The December solstice marks the shortest day of the year in the northern hemisphere and longest day in the southern hemisphere. But the earliest sunset – or earliest sunrise south of the equator – seems to defy logic when it happens before the solstice.  The key to understanding is to focus on what is called true solar noon – the time of day that the sun reaches its highest point, in its journey across the sky, not the clock time of sunset.  In early December, true solar noon comes nearly 10 minutes earlier by the clock than it does at the solstice around December 21. With true noon coming later on the solstice, so will the sunrise and sunset times.  This discrepancy between clock time and sun time occurs primarily because of the tilt of the Earth’s axis and the Earth’s elliptical orbit around the sun. Because Earth’s orbit is not a perfect circle, when Earth is closest to the sun, our world moves fastest in orbit. Our closest point to the sun (perihelion) actually comes in early January. So we are moving fastest in orbit around now, slightly faster than our average speed of 18 miles per second.
The precise date of the earliest sunset depends on the latitude.
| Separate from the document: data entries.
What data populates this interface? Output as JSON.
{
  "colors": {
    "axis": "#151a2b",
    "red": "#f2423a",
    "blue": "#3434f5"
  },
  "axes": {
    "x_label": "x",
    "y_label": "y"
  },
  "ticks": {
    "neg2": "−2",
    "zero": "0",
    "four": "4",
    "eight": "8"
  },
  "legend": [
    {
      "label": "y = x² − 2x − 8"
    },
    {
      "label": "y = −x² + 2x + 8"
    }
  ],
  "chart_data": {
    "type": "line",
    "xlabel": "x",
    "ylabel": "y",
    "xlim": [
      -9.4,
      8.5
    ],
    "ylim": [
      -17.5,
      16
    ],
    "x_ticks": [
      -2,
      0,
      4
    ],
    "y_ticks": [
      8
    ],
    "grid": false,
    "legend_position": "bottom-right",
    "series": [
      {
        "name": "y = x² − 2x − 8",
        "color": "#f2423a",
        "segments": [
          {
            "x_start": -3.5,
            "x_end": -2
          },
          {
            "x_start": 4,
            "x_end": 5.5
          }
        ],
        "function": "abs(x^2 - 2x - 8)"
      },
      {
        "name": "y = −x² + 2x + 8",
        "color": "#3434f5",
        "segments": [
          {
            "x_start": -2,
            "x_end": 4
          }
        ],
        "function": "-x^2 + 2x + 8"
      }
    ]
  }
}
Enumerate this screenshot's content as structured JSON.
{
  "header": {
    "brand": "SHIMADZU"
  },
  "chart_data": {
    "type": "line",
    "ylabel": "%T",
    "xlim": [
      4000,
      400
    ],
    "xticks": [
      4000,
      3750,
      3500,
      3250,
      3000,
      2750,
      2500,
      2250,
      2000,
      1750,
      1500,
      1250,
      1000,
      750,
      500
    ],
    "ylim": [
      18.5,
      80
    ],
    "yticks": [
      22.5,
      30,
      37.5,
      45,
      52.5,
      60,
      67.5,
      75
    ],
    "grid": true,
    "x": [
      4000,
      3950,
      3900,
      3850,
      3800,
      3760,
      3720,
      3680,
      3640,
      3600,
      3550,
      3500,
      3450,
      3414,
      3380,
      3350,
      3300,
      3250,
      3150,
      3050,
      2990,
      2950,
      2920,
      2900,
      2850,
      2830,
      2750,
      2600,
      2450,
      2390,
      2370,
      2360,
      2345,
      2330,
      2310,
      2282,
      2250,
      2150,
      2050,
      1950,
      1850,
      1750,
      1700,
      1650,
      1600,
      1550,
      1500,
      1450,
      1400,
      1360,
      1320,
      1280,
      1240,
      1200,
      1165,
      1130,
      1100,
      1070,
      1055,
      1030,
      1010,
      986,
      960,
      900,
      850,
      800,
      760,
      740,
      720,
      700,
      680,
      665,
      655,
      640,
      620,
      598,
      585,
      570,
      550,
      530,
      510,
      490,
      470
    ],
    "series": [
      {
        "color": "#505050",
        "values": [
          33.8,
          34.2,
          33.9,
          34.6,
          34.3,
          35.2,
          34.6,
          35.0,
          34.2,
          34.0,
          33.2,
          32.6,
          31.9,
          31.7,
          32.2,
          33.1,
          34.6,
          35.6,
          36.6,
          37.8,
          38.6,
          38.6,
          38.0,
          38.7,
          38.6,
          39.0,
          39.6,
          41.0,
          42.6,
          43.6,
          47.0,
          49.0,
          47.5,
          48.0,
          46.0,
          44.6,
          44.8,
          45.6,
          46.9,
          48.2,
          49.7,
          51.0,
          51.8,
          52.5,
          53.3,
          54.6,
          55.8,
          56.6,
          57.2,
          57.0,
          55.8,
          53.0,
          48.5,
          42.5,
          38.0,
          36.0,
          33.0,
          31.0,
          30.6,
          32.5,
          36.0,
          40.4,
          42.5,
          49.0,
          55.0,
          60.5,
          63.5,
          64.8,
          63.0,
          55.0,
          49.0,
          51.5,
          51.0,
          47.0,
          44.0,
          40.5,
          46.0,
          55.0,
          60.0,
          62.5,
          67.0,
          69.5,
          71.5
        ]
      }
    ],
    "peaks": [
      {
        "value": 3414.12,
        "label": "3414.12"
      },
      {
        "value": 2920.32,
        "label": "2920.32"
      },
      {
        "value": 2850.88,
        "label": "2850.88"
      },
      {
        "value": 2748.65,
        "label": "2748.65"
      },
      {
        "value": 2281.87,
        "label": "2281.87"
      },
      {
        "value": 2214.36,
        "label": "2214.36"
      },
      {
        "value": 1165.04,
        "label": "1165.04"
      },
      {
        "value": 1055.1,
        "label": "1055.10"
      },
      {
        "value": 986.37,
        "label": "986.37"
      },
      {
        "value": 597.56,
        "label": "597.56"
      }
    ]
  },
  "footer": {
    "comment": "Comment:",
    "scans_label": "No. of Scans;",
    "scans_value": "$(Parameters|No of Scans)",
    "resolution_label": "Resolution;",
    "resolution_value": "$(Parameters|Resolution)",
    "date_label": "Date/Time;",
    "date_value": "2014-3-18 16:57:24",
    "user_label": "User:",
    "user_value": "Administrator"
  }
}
At mid northern latitudes, it comes in early December each year. At northern temperate latitudes farther north – such as in Canada and Alaska – the year’s earliest sunset comes around mid-December. Close to the Arctic Circle, the earliest sunset and the December solstice occur on or near the same day. The latest sunrise also comes in early January.  The exact dates vary, but the sequence is always the same: earliest sunset in early December, shortest day on the solstice around December 21, latest sunrise in early January.

This may be why our human ancestors – tied to an earthly point of view – thought that the sun stands still at the Winter Solstice.  Fires were lit, sacrifices made, to make certain the sun would continue its journey, and the light would return.

Progressive Christians can use our 21st century, post-modern, post-enlightenment sophistication to find earth-based metaphors for a kenotic god, whose presence is justice and life, and whose absence is injustice and death.